The FBI is investigating the DNC hack and has sent experts to meet with the Republican National Committee, as well as the major campaigns, to discuss their security measures. The bureau has been working with political organizations and think tanks to put more resources into the security of DNC’s computer networks.

“The software code seen from the hack had all the telltale signs of being Russian, including code re-used from attacks,” said Bob Gourley, a former chief technology officer for the Defense Intelligence Agency and now the co-founder and partner Cognitio, a cyber security consultancy.

When the hack of the DNC was first disclosed in June, the security firm Crowdstrike also pointed to the Russians. Crowdstrike investigated the incident for the Democratic party and concluded it was the same actor that penetrated the State Department, White House and Pentagon unclassified systems in 2015.
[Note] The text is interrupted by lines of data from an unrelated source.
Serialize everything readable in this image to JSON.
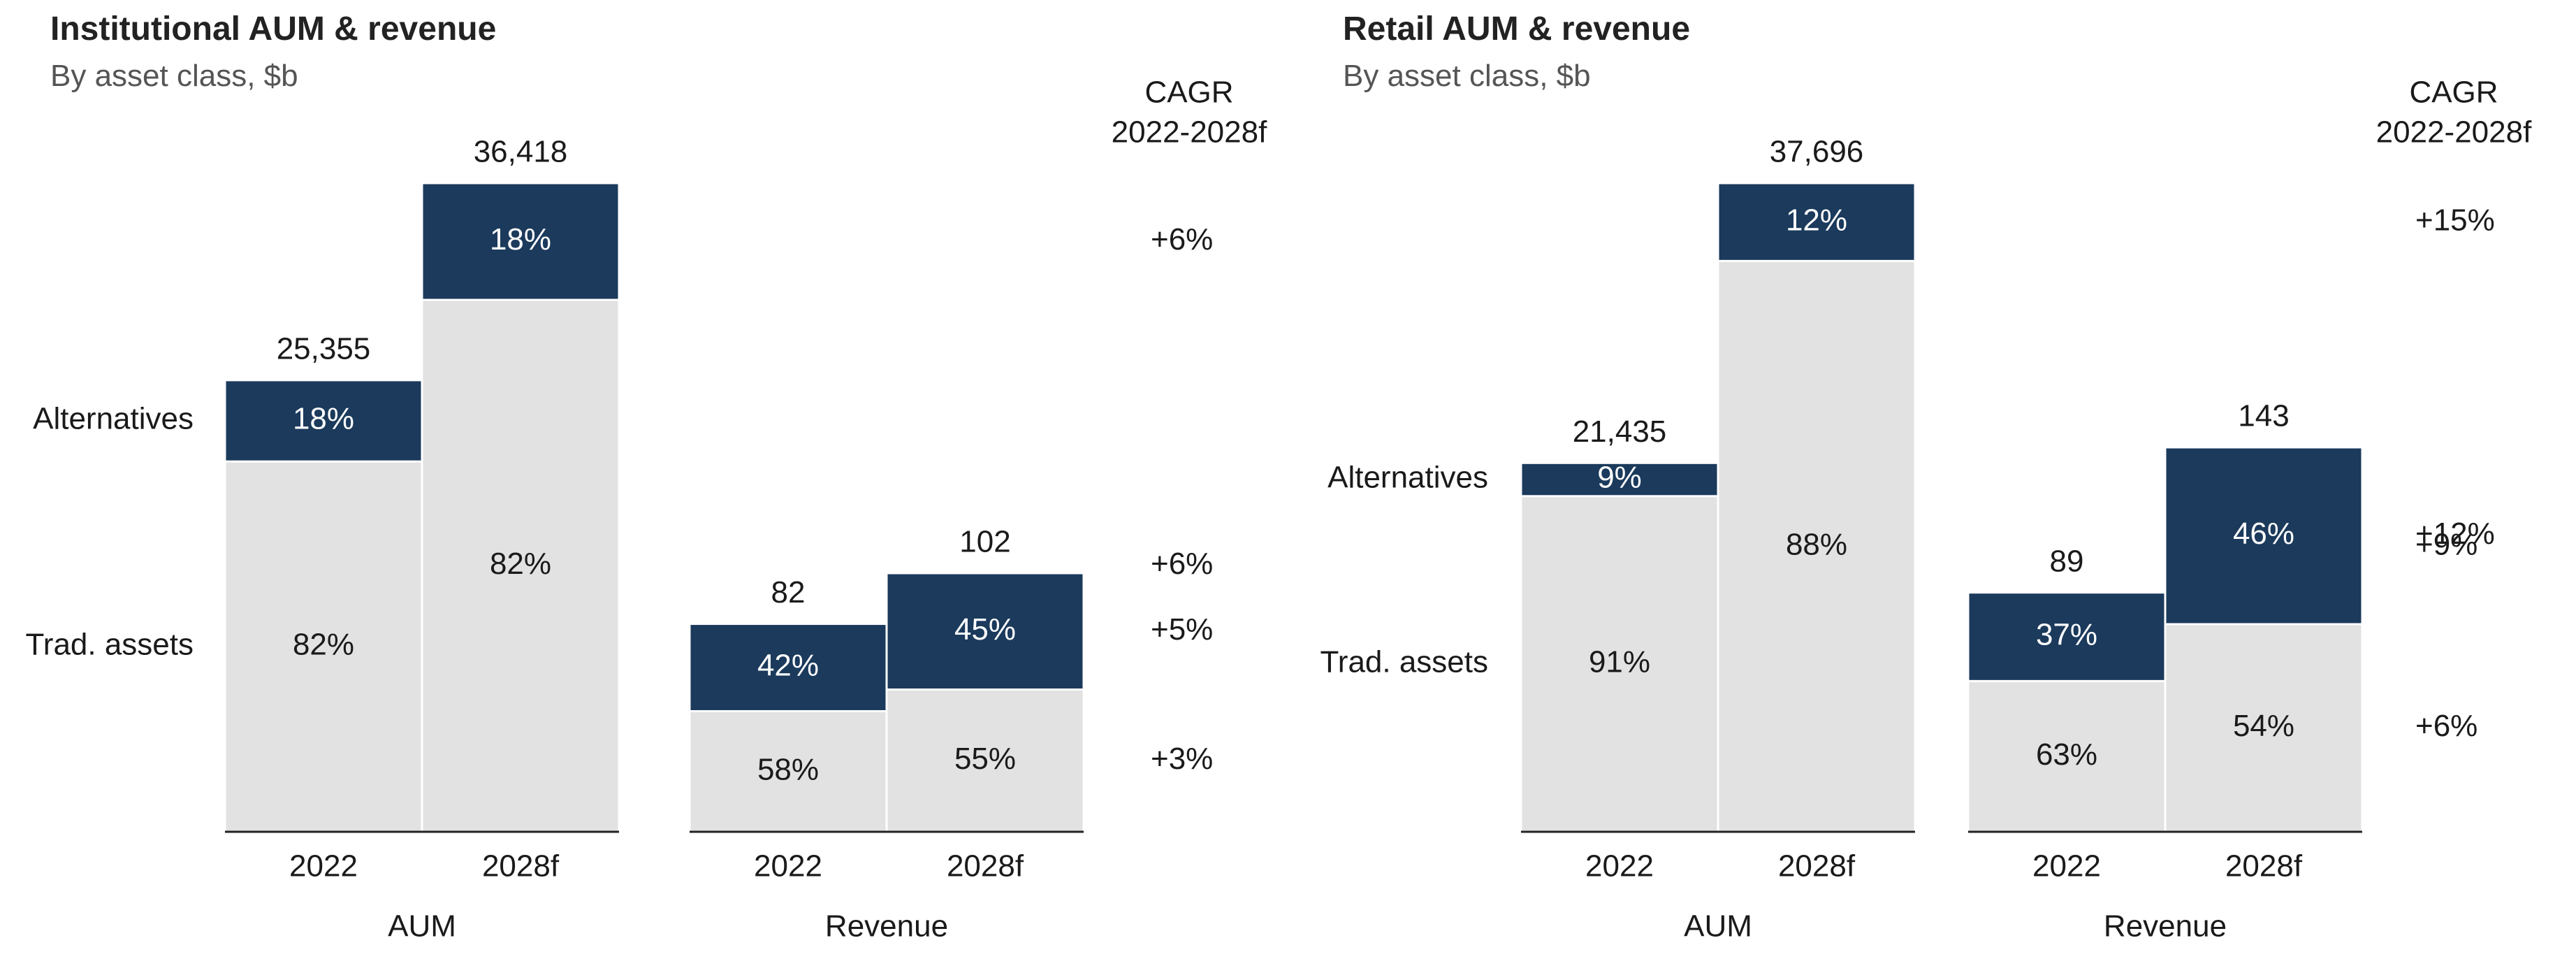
{
  "colors": {
    "alternatives": "#1b3a5c",
    "trad": "#e2e2e2",
    "axis": "#222222",
    "text": "#1a1a1a"
  },
  "chart_data": [
    {
      "type": "bar",
      "title": "Institutional AUM & revenue",
      "subtitle": "By asset class, $b",
      "cagr_header": [
        "CAGR",
        "2022-2028f"
      ],
      "row_labels": [
        "Alternatives",
        "Trad. assets"
      ],
      "groups": [
        {
          "name": "AUM",
          "categories": [
            "2022",
            "2028f"
          ],
          "totals": [
            25355,
            36418
          ],
          "total_labels": [
            "25,355",
            "36,418"
          ],
          "series": [
            {
              "name": "Trad. assets",
              "shares": [
                82,
                82
              ],
              "labels": [
                "82%",
                "82%"
              ]
            },
            {
              "name": "Alternatives",
              "shares": [
                18,
                18
              ],
              "labels": [
                "18%",
                "18%"
              ]
            }
          ],
          "cagr": {
            "Alternatives": "+6%",
            "Trad. assets": "+6%"
          }
        },
        {
          "name": "Revenue",
          "categories": [
            "2022",
            "2028f"
          ],
          "totals": [
            82,
            102
          ],
          "total_labels": [
            "82",
            "102"
          ],
          "series": [
            {
              "name": "Trad. assets",
              "shares": [
                58,
                55
              ],
              "labels": [
                "58%",
                "55%"
              ]
            },
            {
              "name": "Alternatives",
              "shares": [
                42,
                45
              ],
              "labels": [
                "42%",
                "45%"
              ]
            }
          ],
          "cagr": {
            "Alternatives": "+5%",
            "Trad. assets": "+3%"
          }
        }
      ]
    },
    {
      "type": "bar",
      "title": "Retail AUM & revenue",
      "subtitle": "By asset class, $b",
      "cagr_header": [
        "CAGR",
        "2022-2028f"
      ],
      "row_labels": [
        "Alternatives",
        "Trad. assets"
      ],
      "groups": [
        {
          "name": "AUM",
          "categories": [
            "2022",
            "2028f"
          ],
          "totals": [
            21435,
            37696
          ],
          "total_labels": [
            "21,435",
            "37,696"
          ],
          "series": [
            {
              "name": "Trad. assets",
              "shares": [
                91,
                88
              ],
              "labels": [
                "91%",
                "88%"
              ]
            },
            {
              "name": "Alternatives",
              "shares": [
                9,
                12
              ],
              "labels": [
                "9%",
                "12%"
              ]
            }
          ],
          "cagr": {
            "Alternatives": "+15%",
            "Trad. assets": "+9%"
          }
        },
        {
          "name": "Revenue",
          "categories": [
            "2022",
            "2028f"
          ],
          "totals": [
            89,
            143
          ],
          "total_labels": [
            "89",
            "143"
          ],
          "series": [
            {
              "name": "Trad. assets",
              "shares": [
                63,
                54
              ],
              "labels": [
                "63%",
                "54%"
              ]
            },
            {
              "name": "Alternatives",
              "shares": [
                37,
                46
              ],
              "labels": [
                "37%",
                "46%"
              ]
            }
          ],
          "cagr": {
            "Alternatives": "+12%",
            "Trad. assets": "+6%"
          }
        }
      ]
    }
  ]
}
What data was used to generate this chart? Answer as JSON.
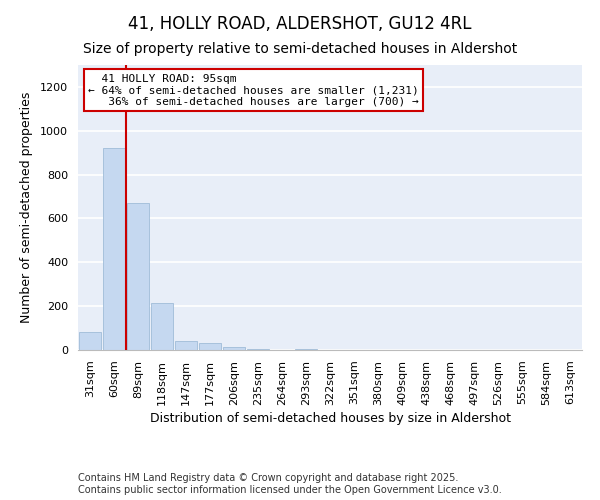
{
  "title_line1": "41, HOLLY ROAD, ALDERSHOT, GU12 4RL",
  "title_line2": "Size of property relative to semi-detached houses in Aldershot",
  "xlabel": "Distribution of semi-detached houses by size in Aldershot",
  "ylabel": "Number of semi-detached properties",
  "categories": [
    "31sqm",
    "60sqm",
    "89sqm",
    "118sqm",
    "147sqm",
    "177sqm",
    "206sqm",
    "235sqm",
    "264sqm",
    "293sqm",
    "322sqm",
    "351sqm",
    "380sqm",
    "409sqm",
    "438sqm",
    "468sqm",
    "497sqm",
    "526sqm",
    "555sqm",
    "584sqm",
    "613sqm"
  ],
  "values": [
    80,
    920,
    670,
    215,
    40,
    30,
    15,
    5,
    0,
    5,
    0,
    0,
    0,
    0,
    0,
    0,
    0,
    0,
    0,
    0,
    0
  ],
  "bar_color": "#c5d8f0",
  "bar_edgecolor": "#a0bcd8",
  "background_color": "#e8eef8",
  "grid_color": "#ffffff",
  "vline_x": 1.5,
  "vline_color": "#cc0000",
  "annotation_line1": "  41 HOLLY ROAD: 95sqm",
  "annotation_line2": "← 64% of semi-detached houses are smaller (1,231)",
  "annotation_line3": "   36% of semi-detached houses are larger (700) →",
  "annotation_box_color": "#ffffff",
  "annotation_box_edgecolor": "#cc0000",
  "ylim": [
    0,
    1300
  ],
  "yticks": [
    0,
    200,
    400,
    600,
    800,
    1000,
    1200
  ],
  "footer_text": "Contains HM Land Registry data © Crown copyright and database right 2025.\nContains public sector information licensed under the Open Government Licence v3.0.",
  "title_fontsize": 12,
  "subtitle_fontsize": 10,
  "tick_fontsize": 8,
  "label_fontsize": 9,
  "footer_fontsize": 7
}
Trump told The New York Times in an interview last week that if he's elected the US President, he wouldn't defend NATO allies against Russian aggression if they haven't "fulfilled their obligation to us." Until Trump, no Republican presidential nominee has questioned the U.S. mutual-defense commitment enshrined in NATO.

Over the weekend, the Trump and Clinton campaigns traded accusations on the issue.

Trump's son, Donald Trump Jr., denied that his father's campaign had anything to do with encouraging Russians to hack the DNC. The party officials have also denied any involvement in the case.

The question is of who benefits. While Clinton implemented a reset in relations with Russia when she was secretary of state, she has since soured on Moscow. When Russian irregulars invaded Ukraine in 2014, she compared Putin to Hitler.

Whether the thefts were ordered by Putin or just carried out by apparatchiks, who thought they might please him, is just a guess till now. It may take months, or years, to figure out the motives of those who stole the emails and the commanding force behind the actions but the theft from the national committee would be among the most important state-sponsored hacks yet of an American organization, rivaled only by the attacks on the Office of Personnel Management by state-sponsored Chinese hackers, and the attack on Sony Pictures Entertainment, which President Barack Obama blamed on North Korea.